Author: Wiebke Probst
Institution: Universität Hamburg
For decades, India's demography has featured an unnaturally low child sex ratio. Much fewer girls than boys have been born, which has given rise to the so-called missing women phenomenon. Most plausibly, this bias can be assumed to be caused by the rational discriminatory behavior of parents who prefer sons over daughters. The present demographic development is not only morally reprehensible; it may also have undesirable socio-economic consequences such as criminal violence and social disorder. This paper provides both theoretical and empirical evidence regarding the causes and effects of the missing women phenomenon.
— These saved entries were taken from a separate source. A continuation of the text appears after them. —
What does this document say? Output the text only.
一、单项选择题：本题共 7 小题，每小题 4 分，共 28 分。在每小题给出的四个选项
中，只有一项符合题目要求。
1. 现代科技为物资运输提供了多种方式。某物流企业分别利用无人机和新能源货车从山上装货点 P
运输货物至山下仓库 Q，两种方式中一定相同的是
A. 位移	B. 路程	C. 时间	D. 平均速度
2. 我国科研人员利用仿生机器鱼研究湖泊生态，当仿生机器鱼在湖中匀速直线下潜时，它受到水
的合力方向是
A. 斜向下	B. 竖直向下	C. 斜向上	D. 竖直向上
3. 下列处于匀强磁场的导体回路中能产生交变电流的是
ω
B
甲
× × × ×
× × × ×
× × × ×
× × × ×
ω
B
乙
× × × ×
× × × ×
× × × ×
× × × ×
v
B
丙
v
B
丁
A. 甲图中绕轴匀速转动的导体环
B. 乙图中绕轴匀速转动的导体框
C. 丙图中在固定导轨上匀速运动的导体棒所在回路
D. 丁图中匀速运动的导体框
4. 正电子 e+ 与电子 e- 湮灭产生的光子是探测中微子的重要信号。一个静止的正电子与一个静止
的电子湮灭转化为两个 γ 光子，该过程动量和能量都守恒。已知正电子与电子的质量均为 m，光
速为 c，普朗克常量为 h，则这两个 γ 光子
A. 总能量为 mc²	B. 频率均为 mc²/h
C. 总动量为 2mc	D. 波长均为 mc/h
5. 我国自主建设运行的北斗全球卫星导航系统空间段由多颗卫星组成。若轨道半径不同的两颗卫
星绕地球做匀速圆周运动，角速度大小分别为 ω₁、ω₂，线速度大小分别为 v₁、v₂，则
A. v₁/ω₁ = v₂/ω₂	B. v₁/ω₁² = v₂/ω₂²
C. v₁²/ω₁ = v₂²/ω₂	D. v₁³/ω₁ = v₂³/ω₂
It offers a socio-economic theory of son preference based on gender-specific cost and revenues as well as parents' opportunity of choice. The unwaning importance of dowry payments and the proliferation and affordability of modern preconceptual and prenatal sex selection techniques are suggested to be the key drivers of the skewed sex ratio. Three hypotheses derived from this theory are tested by means of a district-level multiple regression analysis based on 2001 census data. The regression results confirm that the overall economic status is negatively correlated with the child sex ratio. Regarding the relative economic value of females as compared to males, empirical evidence is mixed. As expected, conservative, anti-female socio-cultural attitudes, as proxied by religion, cast, and political party affiliation, are correlated with lower child sex ratios.